Era il 23 dicembre 2010 quando Martina Dego rimaneva chiusa nella biblioteca della sua scuola. Era il 2010 quando veniva postato su Facebook “L’Altra”, la prima webserie interattiva pensata per essere fruita e vissuta tramite il social di Zuckerberg. In dieci anni sia Facebook che le webserie sono cambiate davvero tanto e continuano a farlo; di sperimentazioni ne sono state fatte a bizzeffe e l’interazione non è più una novità. Ma dieci anni fa, in pochi si erano cimentati nell’abbattimento della quarta parete con il formato web seriale, sfruttando l’interazione intrinseca in Facebook e nella possibilità di creare una community attorno a un personaggio, rendendolo “vivo”. Tra questi pionieri possiamo vantare il nostrano Riccardo Milanesi, mente dietro al progetto L’Altra.

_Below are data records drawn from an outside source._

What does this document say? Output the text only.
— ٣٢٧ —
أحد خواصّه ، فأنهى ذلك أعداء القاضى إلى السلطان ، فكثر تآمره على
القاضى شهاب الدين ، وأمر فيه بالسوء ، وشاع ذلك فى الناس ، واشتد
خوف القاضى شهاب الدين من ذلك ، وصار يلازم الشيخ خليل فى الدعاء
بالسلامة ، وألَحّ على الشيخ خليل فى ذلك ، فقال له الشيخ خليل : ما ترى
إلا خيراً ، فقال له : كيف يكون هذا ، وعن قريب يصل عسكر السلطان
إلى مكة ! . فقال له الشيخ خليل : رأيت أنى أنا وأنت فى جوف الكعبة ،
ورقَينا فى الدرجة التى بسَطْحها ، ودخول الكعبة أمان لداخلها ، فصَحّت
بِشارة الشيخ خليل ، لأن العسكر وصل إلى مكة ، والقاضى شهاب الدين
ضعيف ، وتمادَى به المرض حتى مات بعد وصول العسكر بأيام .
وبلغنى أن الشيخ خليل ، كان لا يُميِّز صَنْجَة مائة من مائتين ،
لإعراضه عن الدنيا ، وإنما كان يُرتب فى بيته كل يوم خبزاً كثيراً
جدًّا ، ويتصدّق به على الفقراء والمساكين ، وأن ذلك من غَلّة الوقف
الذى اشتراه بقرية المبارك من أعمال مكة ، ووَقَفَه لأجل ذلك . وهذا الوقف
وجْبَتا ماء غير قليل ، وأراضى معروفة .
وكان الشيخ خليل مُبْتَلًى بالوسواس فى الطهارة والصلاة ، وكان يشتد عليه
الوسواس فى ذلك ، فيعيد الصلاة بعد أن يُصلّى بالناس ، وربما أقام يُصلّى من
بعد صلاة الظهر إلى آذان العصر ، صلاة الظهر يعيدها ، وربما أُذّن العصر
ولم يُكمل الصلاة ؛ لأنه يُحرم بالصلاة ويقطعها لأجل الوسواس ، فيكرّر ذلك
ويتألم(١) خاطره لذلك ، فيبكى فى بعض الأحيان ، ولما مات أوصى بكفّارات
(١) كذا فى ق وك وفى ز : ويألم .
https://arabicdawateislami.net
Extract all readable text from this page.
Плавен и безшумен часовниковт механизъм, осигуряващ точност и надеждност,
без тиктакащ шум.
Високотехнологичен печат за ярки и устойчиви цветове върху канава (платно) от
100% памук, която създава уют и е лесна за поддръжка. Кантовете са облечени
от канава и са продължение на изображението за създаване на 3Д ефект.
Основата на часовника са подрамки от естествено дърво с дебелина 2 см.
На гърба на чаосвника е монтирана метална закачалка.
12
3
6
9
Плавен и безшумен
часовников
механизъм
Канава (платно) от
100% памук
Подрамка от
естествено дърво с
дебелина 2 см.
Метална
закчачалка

L’ALTRA, LA WEBSERIE INTERATTIVA COMPIE 10 ANNI

10 anni fa ci stavamo preparando alle feste natalizie con la gioia e l’affaccendamento tipico di questo periodo, ben lontani dall’immaginare che 10 anni più tardi saremmo stati nel bel mezzo di una pandemia e bloccati da un lockdown mondiale che ci ha reclusi tra le mura domestiche. Però, 10 anni fa, c’era già qualcuno che era spaventato e recluso durante le feste di Natale; era Martina Dego, personaggio frutto dell’immaginazione creativa di Riccardo Milanesi. Il 23 dicembre 2010 veniva infatti messa online L’Altra, la prima webserie interattiva pensata per essere fruita esclusivamente via Facebook.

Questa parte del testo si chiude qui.